B1 fullwave rectifies the voltage and is limited by the zener DZ1 when the normal load is small. The zener is hardly necessary since you always have a load in K1.
The C6 should not be too large. Larger capacitors reduces the supply voltage, not the other way around. This is because we have a capacitive voltage divider. C1, C2 and C6 forms a voltage divider.
D1 is for isolating the timing circuit and insure a short reset time.
The timing circuit
R11 and C4, C5 is the timing circuit. R12, R13 makes the time longer. T2 is simply a buffer since K2 consumes rather much current. You can use a small mosfet as T3, BS170 or similar but I have chosen here to only use common parts.
Only C4 gives a sufficient delay time for most situations but the time can be increased by mounting also C5. No harm to have both, but R1 may have to be changed due to extra power dissipation.
C3 is smoothing for the timing voltage and this capacitors should be as small as possible. R10 is a bleeder which discharges the whole timing circuit as fast as possible.

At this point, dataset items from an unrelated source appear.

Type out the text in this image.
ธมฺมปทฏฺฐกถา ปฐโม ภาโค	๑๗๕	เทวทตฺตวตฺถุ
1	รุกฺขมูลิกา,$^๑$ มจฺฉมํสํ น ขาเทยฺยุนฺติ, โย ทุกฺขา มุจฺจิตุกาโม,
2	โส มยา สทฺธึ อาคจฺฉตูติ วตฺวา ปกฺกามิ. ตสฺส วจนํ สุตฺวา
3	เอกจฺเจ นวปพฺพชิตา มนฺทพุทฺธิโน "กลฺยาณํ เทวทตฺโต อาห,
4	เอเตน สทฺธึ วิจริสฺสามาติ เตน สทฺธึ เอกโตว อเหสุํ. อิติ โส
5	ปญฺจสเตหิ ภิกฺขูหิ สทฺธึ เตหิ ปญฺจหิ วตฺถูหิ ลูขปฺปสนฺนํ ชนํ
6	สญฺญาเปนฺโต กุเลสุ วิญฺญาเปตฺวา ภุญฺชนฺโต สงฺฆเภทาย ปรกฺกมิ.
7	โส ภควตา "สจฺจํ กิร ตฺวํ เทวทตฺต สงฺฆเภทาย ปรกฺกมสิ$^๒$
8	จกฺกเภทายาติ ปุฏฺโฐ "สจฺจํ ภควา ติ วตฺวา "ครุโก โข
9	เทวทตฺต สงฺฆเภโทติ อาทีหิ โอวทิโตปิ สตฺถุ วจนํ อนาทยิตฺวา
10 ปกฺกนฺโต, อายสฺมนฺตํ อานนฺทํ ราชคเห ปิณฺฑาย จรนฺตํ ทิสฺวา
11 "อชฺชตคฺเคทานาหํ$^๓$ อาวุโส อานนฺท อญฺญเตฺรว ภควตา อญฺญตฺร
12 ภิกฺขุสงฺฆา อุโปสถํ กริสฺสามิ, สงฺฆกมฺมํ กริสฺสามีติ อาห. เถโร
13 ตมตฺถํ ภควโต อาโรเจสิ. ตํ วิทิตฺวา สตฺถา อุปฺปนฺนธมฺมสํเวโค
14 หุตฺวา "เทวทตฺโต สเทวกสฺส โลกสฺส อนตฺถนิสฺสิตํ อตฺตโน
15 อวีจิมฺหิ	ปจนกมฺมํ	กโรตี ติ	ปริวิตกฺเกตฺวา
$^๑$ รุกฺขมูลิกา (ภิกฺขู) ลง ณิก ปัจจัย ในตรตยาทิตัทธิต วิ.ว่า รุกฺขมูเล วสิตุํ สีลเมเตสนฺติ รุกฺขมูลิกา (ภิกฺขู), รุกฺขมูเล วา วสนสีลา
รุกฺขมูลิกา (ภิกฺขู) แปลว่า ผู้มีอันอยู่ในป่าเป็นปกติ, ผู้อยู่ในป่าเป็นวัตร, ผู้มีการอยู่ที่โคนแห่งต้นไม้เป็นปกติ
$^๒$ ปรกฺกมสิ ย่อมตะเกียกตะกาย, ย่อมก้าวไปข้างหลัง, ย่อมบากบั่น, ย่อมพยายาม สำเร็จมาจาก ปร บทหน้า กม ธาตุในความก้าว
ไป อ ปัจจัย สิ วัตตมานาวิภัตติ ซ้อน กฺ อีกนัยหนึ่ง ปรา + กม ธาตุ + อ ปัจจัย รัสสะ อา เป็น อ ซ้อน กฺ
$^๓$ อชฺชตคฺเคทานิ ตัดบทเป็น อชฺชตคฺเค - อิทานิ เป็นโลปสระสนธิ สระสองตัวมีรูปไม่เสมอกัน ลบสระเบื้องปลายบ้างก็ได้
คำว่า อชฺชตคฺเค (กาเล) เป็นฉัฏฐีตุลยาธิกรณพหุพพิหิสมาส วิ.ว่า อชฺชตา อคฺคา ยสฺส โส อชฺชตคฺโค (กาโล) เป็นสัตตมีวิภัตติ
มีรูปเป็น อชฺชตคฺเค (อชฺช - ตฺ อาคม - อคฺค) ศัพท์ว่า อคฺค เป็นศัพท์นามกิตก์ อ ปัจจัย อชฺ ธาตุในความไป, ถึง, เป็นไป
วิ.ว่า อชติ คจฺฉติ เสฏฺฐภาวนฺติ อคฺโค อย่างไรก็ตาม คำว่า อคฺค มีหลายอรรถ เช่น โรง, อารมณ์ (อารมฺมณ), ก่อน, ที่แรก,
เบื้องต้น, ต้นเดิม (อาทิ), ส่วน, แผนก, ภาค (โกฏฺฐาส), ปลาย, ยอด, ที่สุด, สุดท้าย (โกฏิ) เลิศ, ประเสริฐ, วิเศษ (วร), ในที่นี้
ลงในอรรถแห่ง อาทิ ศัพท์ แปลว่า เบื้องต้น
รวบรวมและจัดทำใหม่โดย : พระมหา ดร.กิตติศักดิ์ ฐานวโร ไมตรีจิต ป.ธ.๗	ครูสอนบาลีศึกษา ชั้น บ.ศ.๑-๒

The is one of the main features, fast reset time.
R1 limits the inrush current. 5 W is enough for at least 600 VA and rather much smoothing. My power supply has 600 VA and 88000 uF, 2 x 63 V, 4 x 22000 uF. Chosen value of R1 gives 3 A as max current. The holes in the pcb are extra large so it's possible to solder in wires and use an external resistor if you have need for it. The holes are 1.5 mm.
Other mains voltages
The pcb is not tested yet for 110-120 VAC but I'll expect that 2 x 0.68 uF (C1, C2) would be sufficient. The capacitor value is also dependent of the relays and their current consumption.
I have chosen here an Schrack relay which can handle 8 ampere but I consider Elesta SGR282 24 VDC as one of the best relays there is. It is also rated to 8 ampere. Note also that max switching current probably is very low most of the time because you don't switch off the amp at full power. With this assumption the relay will be able to handle more than 8 A as long it's not switched.